The bears also get a boost from celebrities such as British singer Leona Lewis and Evanna Lynch, the Irish actress who played Luna Lovegood in the Harry Potter films, who last visited the Libearty sanctuary in 2019. French actress Brigitte Bardot also donated a bear to the Teddy Museum.


The bears eat 2 tons of food a day, fruit and vegetables (except cabbage and peppers) and 30-kilogram blocks of ice cream made with bio milk. Supermarket chains donate some of the food. The sanctuary buys meat for them without salt, pepper or spices.

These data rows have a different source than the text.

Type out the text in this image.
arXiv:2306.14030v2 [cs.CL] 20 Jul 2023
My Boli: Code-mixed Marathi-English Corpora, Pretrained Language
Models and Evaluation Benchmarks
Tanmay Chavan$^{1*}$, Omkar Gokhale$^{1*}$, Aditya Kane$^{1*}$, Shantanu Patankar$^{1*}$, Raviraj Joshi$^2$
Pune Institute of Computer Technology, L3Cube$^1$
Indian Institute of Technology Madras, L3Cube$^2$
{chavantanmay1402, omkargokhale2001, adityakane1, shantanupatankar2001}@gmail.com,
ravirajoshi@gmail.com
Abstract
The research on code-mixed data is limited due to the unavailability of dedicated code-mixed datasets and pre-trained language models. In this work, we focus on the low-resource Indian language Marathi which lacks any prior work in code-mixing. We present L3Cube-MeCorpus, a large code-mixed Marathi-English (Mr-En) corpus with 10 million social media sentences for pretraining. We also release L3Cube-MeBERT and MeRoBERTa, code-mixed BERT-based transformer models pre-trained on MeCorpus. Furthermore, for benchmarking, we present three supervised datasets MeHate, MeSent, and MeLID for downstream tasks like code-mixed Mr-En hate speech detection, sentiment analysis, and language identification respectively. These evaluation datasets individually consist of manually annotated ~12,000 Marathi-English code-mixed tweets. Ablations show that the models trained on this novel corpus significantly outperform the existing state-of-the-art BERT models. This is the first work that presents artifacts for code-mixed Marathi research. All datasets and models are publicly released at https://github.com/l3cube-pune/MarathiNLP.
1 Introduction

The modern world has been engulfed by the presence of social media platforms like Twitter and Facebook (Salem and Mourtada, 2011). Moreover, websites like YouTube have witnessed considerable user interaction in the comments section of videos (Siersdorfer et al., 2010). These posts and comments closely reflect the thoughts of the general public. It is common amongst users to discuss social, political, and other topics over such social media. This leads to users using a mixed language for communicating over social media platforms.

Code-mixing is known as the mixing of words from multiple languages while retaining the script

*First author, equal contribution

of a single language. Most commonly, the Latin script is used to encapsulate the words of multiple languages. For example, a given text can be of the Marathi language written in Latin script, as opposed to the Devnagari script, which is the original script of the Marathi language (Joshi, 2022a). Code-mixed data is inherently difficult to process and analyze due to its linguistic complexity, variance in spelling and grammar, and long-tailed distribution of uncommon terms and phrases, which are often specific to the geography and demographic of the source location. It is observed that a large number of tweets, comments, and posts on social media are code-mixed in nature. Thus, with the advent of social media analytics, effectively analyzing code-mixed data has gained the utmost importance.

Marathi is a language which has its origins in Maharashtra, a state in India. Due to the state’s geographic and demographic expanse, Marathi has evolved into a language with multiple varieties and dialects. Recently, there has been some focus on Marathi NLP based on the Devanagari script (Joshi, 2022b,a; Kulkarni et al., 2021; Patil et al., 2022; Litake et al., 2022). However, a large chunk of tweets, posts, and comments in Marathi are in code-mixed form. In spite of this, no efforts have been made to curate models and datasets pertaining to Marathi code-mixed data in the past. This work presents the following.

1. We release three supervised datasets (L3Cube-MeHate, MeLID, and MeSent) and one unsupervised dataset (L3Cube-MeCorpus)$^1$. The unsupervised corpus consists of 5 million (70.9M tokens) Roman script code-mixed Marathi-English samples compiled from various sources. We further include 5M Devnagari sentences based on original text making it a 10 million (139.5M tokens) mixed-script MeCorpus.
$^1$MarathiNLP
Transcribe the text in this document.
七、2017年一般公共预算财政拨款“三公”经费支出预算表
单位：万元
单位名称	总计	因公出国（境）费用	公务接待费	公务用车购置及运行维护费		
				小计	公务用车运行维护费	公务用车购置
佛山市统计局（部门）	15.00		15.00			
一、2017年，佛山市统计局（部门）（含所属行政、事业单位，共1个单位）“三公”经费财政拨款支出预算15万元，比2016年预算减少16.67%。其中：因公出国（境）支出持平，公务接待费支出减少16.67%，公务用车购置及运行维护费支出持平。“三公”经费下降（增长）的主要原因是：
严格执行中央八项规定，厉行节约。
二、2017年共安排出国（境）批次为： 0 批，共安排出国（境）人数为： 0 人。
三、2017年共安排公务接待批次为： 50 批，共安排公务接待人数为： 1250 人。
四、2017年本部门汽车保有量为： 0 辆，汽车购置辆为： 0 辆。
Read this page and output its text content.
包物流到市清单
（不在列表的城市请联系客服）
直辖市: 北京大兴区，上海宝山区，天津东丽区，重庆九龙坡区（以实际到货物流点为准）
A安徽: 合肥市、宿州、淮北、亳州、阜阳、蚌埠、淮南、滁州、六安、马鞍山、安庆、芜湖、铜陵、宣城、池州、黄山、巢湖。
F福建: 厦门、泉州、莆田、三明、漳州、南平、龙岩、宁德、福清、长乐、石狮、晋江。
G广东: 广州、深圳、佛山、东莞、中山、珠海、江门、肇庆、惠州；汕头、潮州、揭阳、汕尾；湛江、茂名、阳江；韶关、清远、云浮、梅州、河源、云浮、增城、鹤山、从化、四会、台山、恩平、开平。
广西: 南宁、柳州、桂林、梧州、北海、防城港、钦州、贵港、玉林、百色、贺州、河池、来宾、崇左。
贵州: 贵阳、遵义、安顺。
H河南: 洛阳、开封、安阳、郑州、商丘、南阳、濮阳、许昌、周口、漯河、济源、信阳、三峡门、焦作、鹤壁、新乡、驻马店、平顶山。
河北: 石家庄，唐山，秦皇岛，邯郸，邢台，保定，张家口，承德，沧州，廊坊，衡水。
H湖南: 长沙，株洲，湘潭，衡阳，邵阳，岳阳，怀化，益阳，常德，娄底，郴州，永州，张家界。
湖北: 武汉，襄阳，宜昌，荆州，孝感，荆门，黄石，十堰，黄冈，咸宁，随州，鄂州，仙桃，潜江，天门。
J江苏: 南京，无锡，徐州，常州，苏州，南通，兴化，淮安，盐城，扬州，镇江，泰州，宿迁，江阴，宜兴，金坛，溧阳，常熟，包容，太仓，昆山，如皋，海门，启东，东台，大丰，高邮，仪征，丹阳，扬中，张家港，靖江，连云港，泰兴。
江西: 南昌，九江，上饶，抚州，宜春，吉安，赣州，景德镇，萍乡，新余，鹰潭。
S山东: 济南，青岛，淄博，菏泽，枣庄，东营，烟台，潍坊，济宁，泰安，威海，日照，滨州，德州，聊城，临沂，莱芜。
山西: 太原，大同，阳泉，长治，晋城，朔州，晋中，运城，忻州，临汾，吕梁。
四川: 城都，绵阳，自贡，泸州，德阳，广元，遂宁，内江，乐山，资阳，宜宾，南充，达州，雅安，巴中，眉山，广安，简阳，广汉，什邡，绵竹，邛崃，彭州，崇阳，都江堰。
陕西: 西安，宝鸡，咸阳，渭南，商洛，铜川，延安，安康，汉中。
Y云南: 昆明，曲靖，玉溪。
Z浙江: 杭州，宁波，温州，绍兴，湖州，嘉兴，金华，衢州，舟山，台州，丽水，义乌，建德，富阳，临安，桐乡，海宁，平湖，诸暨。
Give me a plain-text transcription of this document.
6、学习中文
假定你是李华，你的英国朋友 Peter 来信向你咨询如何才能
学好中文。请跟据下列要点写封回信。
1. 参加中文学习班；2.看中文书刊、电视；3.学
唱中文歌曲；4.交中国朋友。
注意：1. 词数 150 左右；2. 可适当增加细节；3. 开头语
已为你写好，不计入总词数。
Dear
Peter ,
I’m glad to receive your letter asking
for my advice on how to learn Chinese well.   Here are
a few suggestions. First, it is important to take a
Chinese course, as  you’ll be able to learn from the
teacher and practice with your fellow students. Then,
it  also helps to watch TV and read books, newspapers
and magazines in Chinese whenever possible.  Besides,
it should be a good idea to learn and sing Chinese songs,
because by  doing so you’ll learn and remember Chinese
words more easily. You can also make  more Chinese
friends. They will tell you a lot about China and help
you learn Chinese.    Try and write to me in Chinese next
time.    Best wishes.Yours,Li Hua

It’s a healthy diet, a far cry from Betsy’s McDonalds leftovers, and dregs of beer.

The sanctuary was created with funding from a variety of sources, including from the British charity World Society for the Protection of Animals – WSPA, now renamed  World Animal Protection also designed the sanctuary and helped train the staff.

Ambassador Noble is personally sponsoring three bears and spoke as visitors got ready for a guided tour.

“The sanctuary is open from 9-12,” Ms. Ciotlos says. “So it doesn’t become a zoo.”

As the ‘father’ of three bears, Noble is an eloquent spokesman for the sanctuary, noting that “bears have become humanized, humans are a source of food, humans are a source of pain, and they have been integrated into the environment which is as wild as it can be.”

“They have 21 hours without humans and 3 hours with. What they really, really need now are visitors,” he said.